The skeletal system is made up of cartilages, ligaments, bone, and other tissues which help the body perform some essential function. They provide support, protection, and mobility to different organs in the body. The structure of our bones is made of collagen (a protein that consists of deposited minerals upon which minerals are deposited) which helps in hardening the entire structure. Vitamin B6 and
vitamin C are needed to make collagen. A healthy bone is a function of adequate production of collagen. Apart from the structural support the skeletal system provides to organs of the body, the bones also contain minerals such as calcium and phosphorus which are very important for muscle contraction and heartbeat. The body needs an adequate amount of micronutrient to keep the skeleton strong and function at an optimum level. The combination of collagen and calcium gives the bone flexibility and strength and protects it from breaking. These nutrients are abundantly present in micro-nutrient diet.
When it comes to building strong bones, calcium and vitamin D are important. Calcium supports your bone structure, while vitamin D improves calcium absorption and bone growth.

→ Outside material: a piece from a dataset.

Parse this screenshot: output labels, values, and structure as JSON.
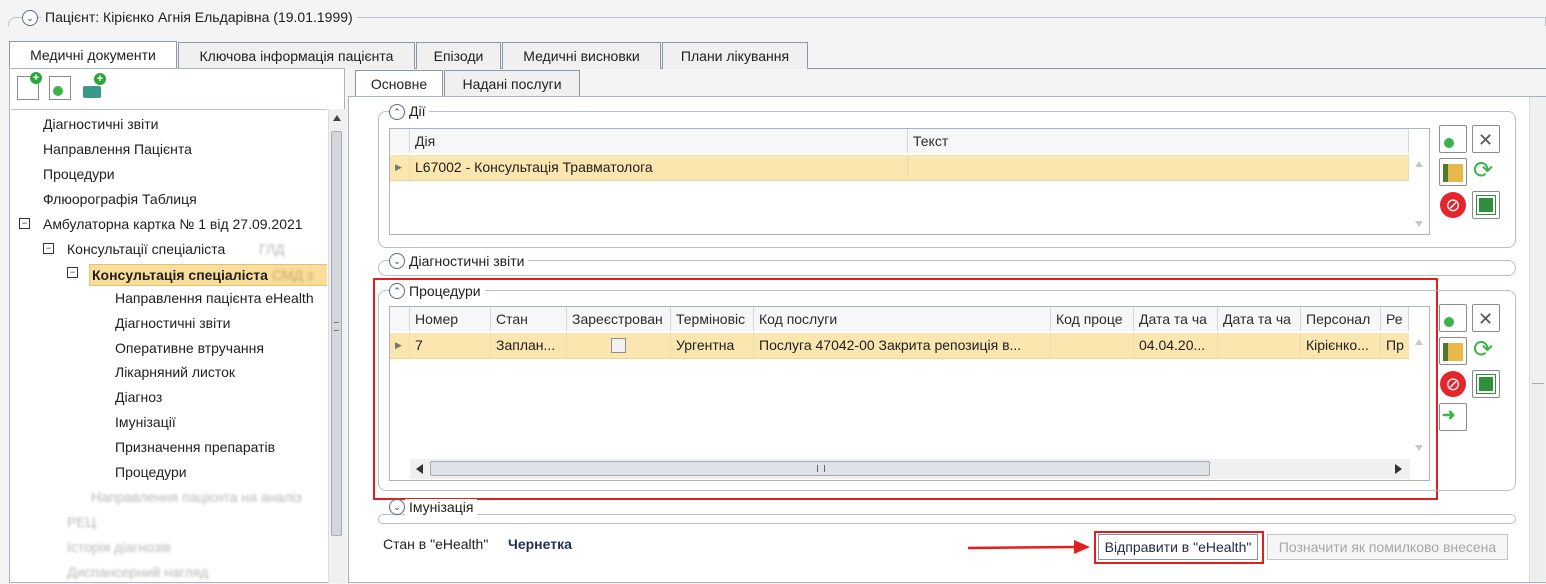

Calcium is the most important bone mineral but needs to be accompanied by vitamin D to be absorbed by the body and fused into the bone. Vitamin K activates a protein that muddles calcium into the structure of bone. Studies have shown an increase in bone mineral density, a reduction in fractures, and a boost in bone formation through vitamin K supplements. Magnesium, phosphorus, and trace element zinc are essential for building strong bones. Magnesium and zinc make up a little part of bone minerals while about half of all bone mineral is made up of phosphates, which forms composite with calcium in the bone matrix. Both minerals have to be in balanced to avoid decalcification.
Deficiency in micronutrient can lead to mineral depletion and weakening of the bone. When the rate of bone formation is lower than bone dissolution, a net bone loss occurs which may lead to tinny bones called osteoporosis or failure of bone mineralization called osteomalacia. In women, bone loss occurs faster in the first few years after menopause but continues into old age. In men, bone loss usually occurs later in life. At about 65 years, men catch up with women and lose bone mass at the same rate.
Yogurts, milk, beef, fish, cashew, garbanzo beans, potatoes, garlic, salmon and tuna, spinach are food very rich in micronutrient. They are essential for building strong bone. Supplements such as Glucosamine, chondroitin, omega-3, and green tea contain a reasonable amount of micronutrient which helps keep the cartilage in bones healthy. Long-chain omega-3 fatty acids have been shown to block the harmful effects of oxidative stress potentially and have anti-inflammatory qualities and could increase bone formation. Micronutrient is essential to the body and should be incorporated into our diet to ensure a healthy bone structure.